George Washington Parke Custis, the adopted son of George Washington, born at Mount Airy, Md., April 30, 1781, died at Arlington house, Fairfax co., Va., Oct. 10, 1857. He was the youngest child of John Parke Custis, a son of Mrs. Washington by her first husband, and an aide-de-camp to Gen. Washington at the siege of Yorktown. John Parke Custis died at Eltham, Md., of camp fever, just after the surrender of Cornwallis, leaving four children, the two youngest of whom were adopted by Washington. George Washington Parke Custis was brought up at Mount Vernon, subsequently pursued his classical studies at Princeton, and remained a member of Washington's family until the death of Mrs. Washington in 1802, when he went to reside at Arlington, an estate of 1,000 acres in the neighborhood of Washington, which he had inherited from his father. He erected Arlington house, and devoted his life to literary and agricultural pursuits. After 1852 he was the sole surviving member of Washington's family, and his residence was for years an attractive resort on account of its many interesting relics of that family.

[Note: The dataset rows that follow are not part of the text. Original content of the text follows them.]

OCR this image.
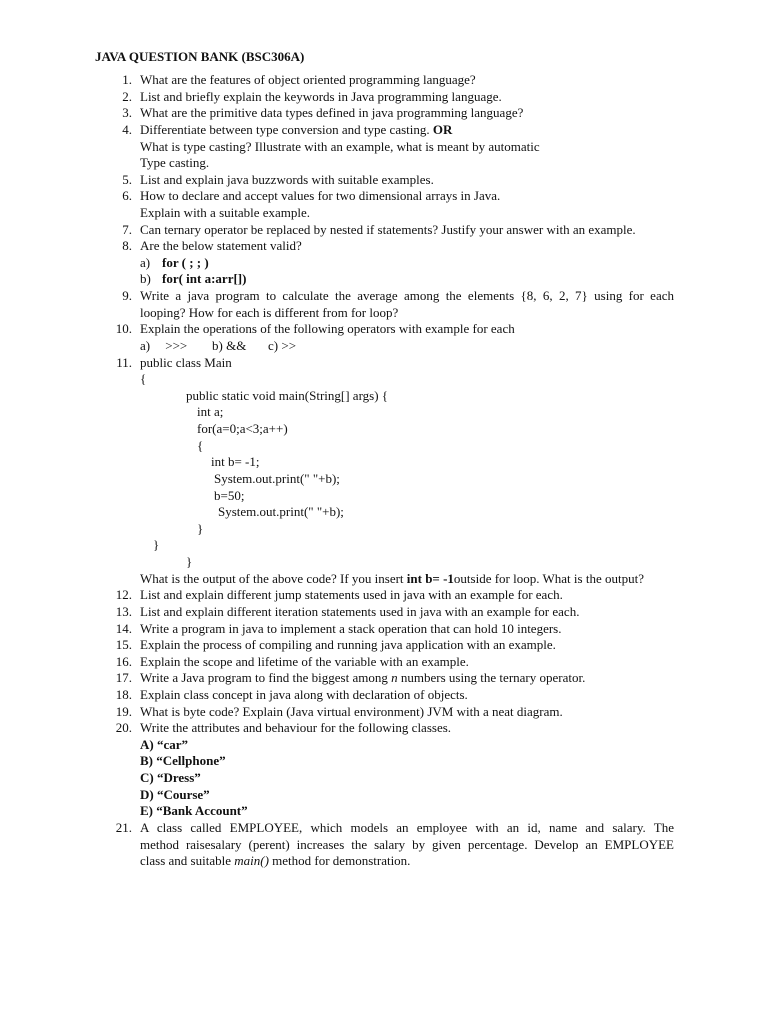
JAVA QUESTION BANK (BSC306A)
1. What are the features of object oriented programming language?
2. List and briefly explain the keywords in Java programming language.
3. What are the primitive data types defined in java programming language?
4. Differentiate between type conversion and type casting. OR
What is type casting? Illustrate with an example, what is meant by automatic
Type casting.
5. List and explain java buzzwords with suitable examples.
6. How to declare and accept values for two dimensional arrays in Java.
Explain with a suitable example.
7. Can ternary operator be replaced by nested if statements? Justify your answer with an example.
8. Are the below statement valid?
a) for ( ; ; )
b) for( int a:arr[])
9. Write a java program to calculate the average among the elements {8, 6, 2, 7} using for each
looping? How for each is different from for loop?
10. Explain the operations of the following operators with example for each
a) >>> b) && c) >>
11. public class Main
{
public static void main(String[] args) {
int a;
for(a=0;a<3;a++)
{
int b= -1;
System.out.print(" "+b);
b=50;
System.out.print(" "+b);
}
}
}
What is the output of the above code? If you insert int b= -1outside for loop. What is the output?
12. List and explain different jump statements used in java with an example for each.
13. List and explain different iteration statements used in java with an example for each.
14. Write a program in java to implement a stack operation that can hold 10 integers.
15. Explain the process of compiling and running java application with an example.
16. Explain the scope and lifetime of the variable with an example.
17. Write a Java program to find the biggest among n numbers using the ternary operator.
18. Explain class concept in java along with declaration of objects.
19. What is byte code? Explain (Java virtual environment) JVM with a neat diagram.
20. Write the attributes and behaviour for the following classes.
A) “car”
B) “Cellphone”
C) “Dress”
D) “Course”
E) “Bank Account”
21. A class called EMPLOYEE, which models an employee with an id, name and salary. The
method raisesalary (perent) increases the salary by given percentage. Develop an EMPLOYEE
class and suitable main() method for demonstration.
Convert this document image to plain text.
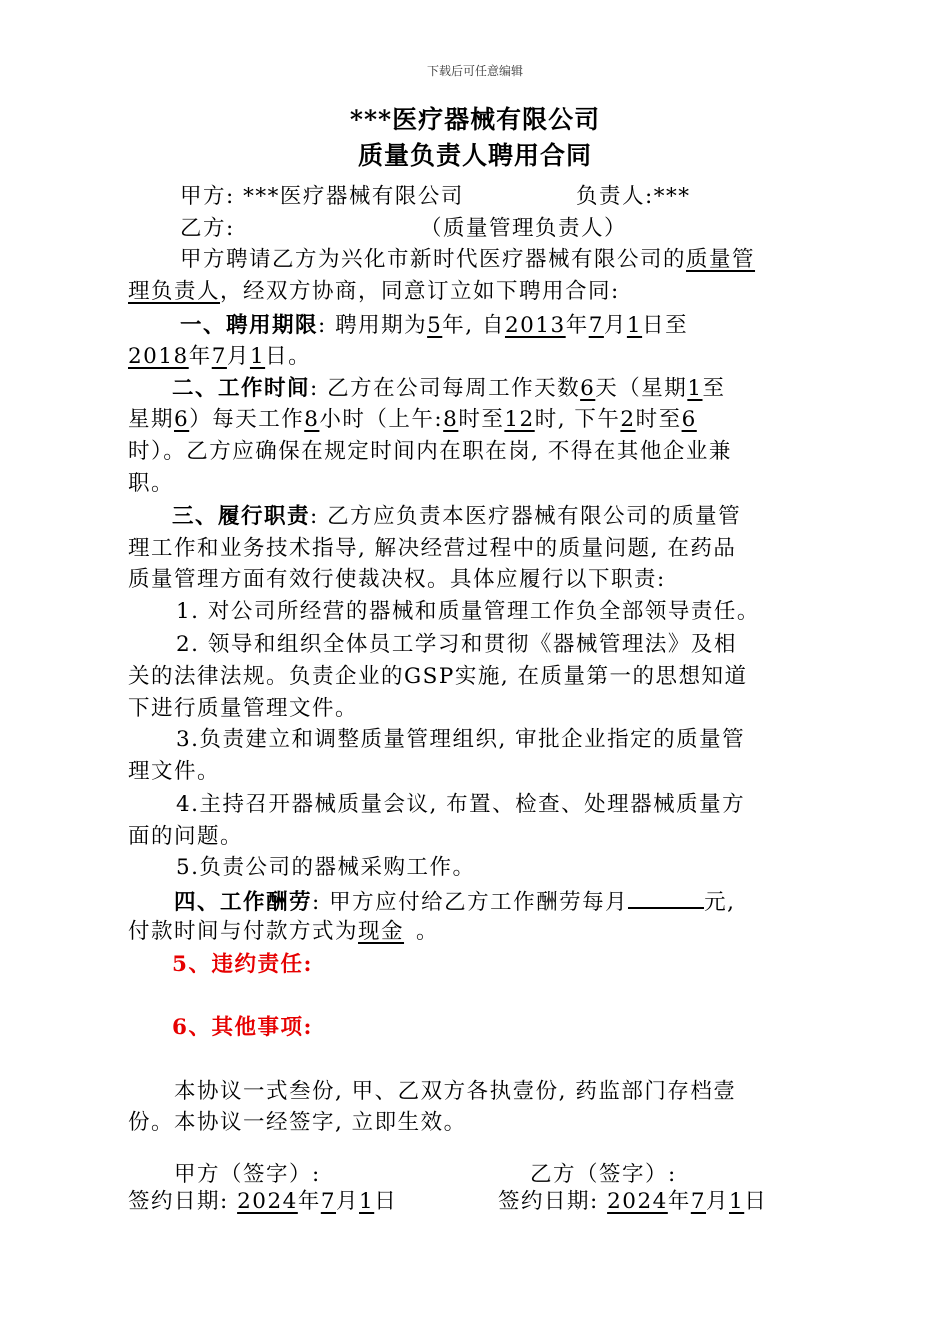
下载后可任意编辑
***医疗器械有限公司
质量负责人聘用合同
甲方: ***医疗器械有限公司	负责人:***
乙方:	（质量管理负责人）
甲方聘请乙方为兴化市新时代医疗器械有限公司的质量管
理负责人，经双方协商，同意订立如下聘用合同:
一、聘用期限: 聘用期为5年, 自2013年7月1日至
2018年7月1日。
二、工作时间: 乙方在公司每周工作天数6天（星期1至
星期6）每天工作8小时（上午:8时至12时, 下午2时至6
时）。乙方应确保在规定时间内在职在岗, 不得在其他企业兼
职。
三、履行职责: 乙方应负责本医疗器械有限公司的质量管
理工作和业务技术指导, 解决经营过程中的质量问题, 在药品
质量管理方面有效行使裁决权。具体应履行以下职责:
1. 对公司所经营的器械和质量管理工作负全部领导责任。
2. 领导和组织全体员工学习和贯彻《器械管理法》及相
关的法律法规。负责企业的GSP实施, 在质量第一的思想知道
下进行质量管理文件。
3.负责建立和调整质量管理组织, 审批企业指定的质量管
理文件。
4.主持召开器械质量会议, 布置、检查、处理器械质量方
面的问题。
5.负责公司的器械采购工作。
四、工作酬劳: 甲方应付给乙方工作酬劳每月	元,
付款时间与付款方式为现金 。
5、违约责任:
6、其他事项:
本协议一式叁份, 甲、乙双方各执壹份, 药监部门存档壹
份。本协议一经签字, 立即生效。
甲方（签字）:	乙方（签字）:
签约日期: 2024年7月1日	签约日期: 2024年7月1日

Mr. Custis was the author of a number of remarkable orations, of several plays, and of " Recollections of Washington," published at various times in the "National Intelligencer." He was fond of painting, and in the latter part of his life executed a number of pictures of revolutionary battles. He was married in early life to Miss Mary Lee Fitzhugh of Virginia, and left a daughter, who married Robert E. Lee, from whom the Arlington estate was confiscated in the civil war, being now held as national property and the site of a Union soldiers' cemetery.